Especificamente sobre a Europa em 2021 e analisando o ano como um todo, teremos estado “apenas 0,1 graus Celsius acima da média de 1991-2020, que se situa fora dos dez anos mais quentes”. “Pelo contrário, o Verão europeu de 2021 foi o mais quente de que há registo, embora próximo dos Verões mais quentes anteriores em 2010 e 2018”, refere o C3S, destacando ainda que o Verão europeu que passou envolveu “vários eventos extremos de alto impacto”.

Desde a forte precipitação na Europa Central Ocidental que levou a inundações severas em vários países, “sendo os mais fortemente atingidos a Alemanha, Bélgica, Luxemburgo e Países Baixos”, até à onde de calor que atingiu a região mediterrânica durante Julho e parte de Agosto, os especialistas notam que “o recorde europeu de temperatura máxima foi batido na Sicília, onde foram comunicados 48,8°C, 0,8°C acima da alta anterior, embora este novo recorde ainda não tenha sido oficialmente confirmado pela Organização Meteorológica Mundial (OMM)”.

Os dados do Copernicus confirmam também que “condições quentes e secas precederam incêndios intensos e prolongados, particularmente no Mediterrâneo oriental e central, sendo a Turquia um dos países mais afectados, para além da Grécia, Itália, Espanha, Portugal, Albânia, Macedónia do Norte, Argélia e Tunísia”.

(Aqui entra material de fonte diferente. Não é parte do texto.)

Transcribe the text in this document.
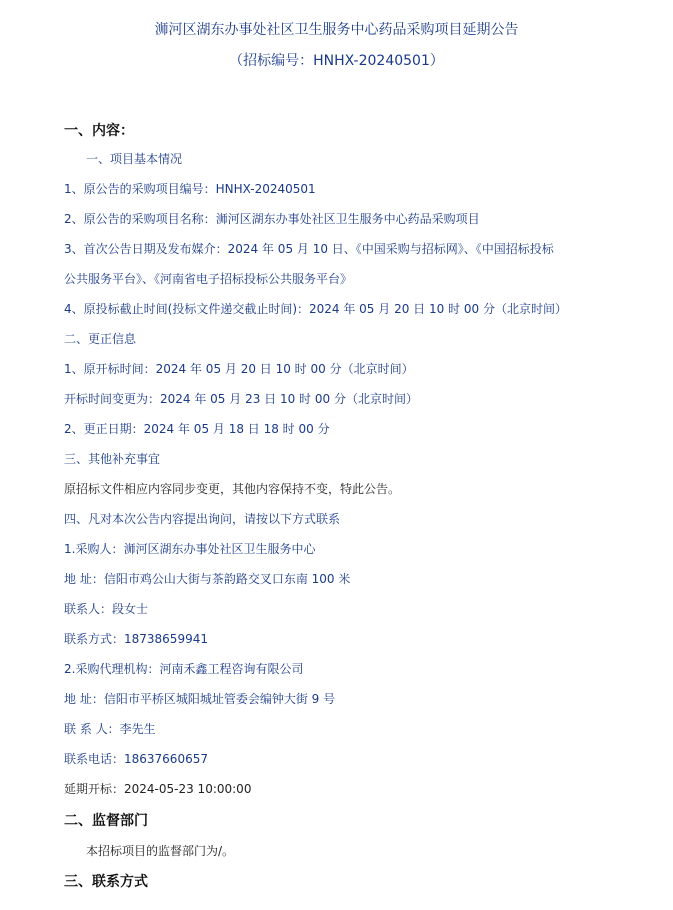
浉河区湖东办事处社区卫生服务中心药品采购项目延期公告
（招标编号：HNHX-20240501）
一、内容：
一、项目基本情况
1、原公告的采购项目编号：HNHX-20240501
2、原公告的采购项目名称：浉河区湖东办事处社区卫生服务中心药品采购项目
3、首次公告日期及发布媒介：2024 年 05 月 10 日、《中国采购与招标网》、《中国招标投标
公共服务平台》、《河南省电子招标投标公共服务平台》
4、原投标截止时间(投标文件递交截止时间)：2024 年 05 月 20 日 10 时 00 分（北京时间）
二、更正信息
1、原开标时间：2024 年 05 月 20 日 10 时 00 分（北京时间）
开标时间变更为：2024 年 05 月 23 日 10 时 00 分（北京时间）
2、更正日期：2024 年 05 月 18 日 18 时 00 分
三、其他补充事宜
原招标文件相应内容同步变更，其他内容保持不变，特此公告。
四、凡对本次公告内容提出询问，请按以下方式联系
1.采购人：浉河区湖东办事处社区卫生服务中心
地 址：信阳市鸡公山大街与茶韵路交叉口东南 100 米
联系人：段女士
联系方式：18738659941
2.采购代理机构：河南禾鑫工程咨询有限公司
地 址：信阳市平桥区城阳城址管委会编钟大街 9 号
联 系 人：李先生
联系电话：18637660657
延期开标：2024-05-23 10:00:00
二、监督部门
本招标项目的监督部门为/。
三、联系方式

O relatório do C3S não traz nenhuma grande surpresa para Filipe Duarte Santos. É, concorda, mais um importante aviso. E se os sucessivos alertas podem já não causar um grande impacto, o especialista nestes temas pede que se olhe para o que acontece mais perto, em Portugal. “Dizer, por exemplo, que a disponibilidade de água em Portugal sofreu uma redução de 20% nos últimos 20 anos é preocupante”, diz, notando que o aviso foi feito num artigo que assinou em 2002 sobre os recursos hídricos nacionais. “Nós escrevemos que isso ia acontecer e a previsão verificou-se”, aproveitando a deixa para o repetido alerta: “Daqui para a frente, será mais grave se o mundo – não somos só nós – não seguir as recomendações do Acordo de Paris, sem ultrapassar os dois graus Celsius. E já vamos em 1,2.”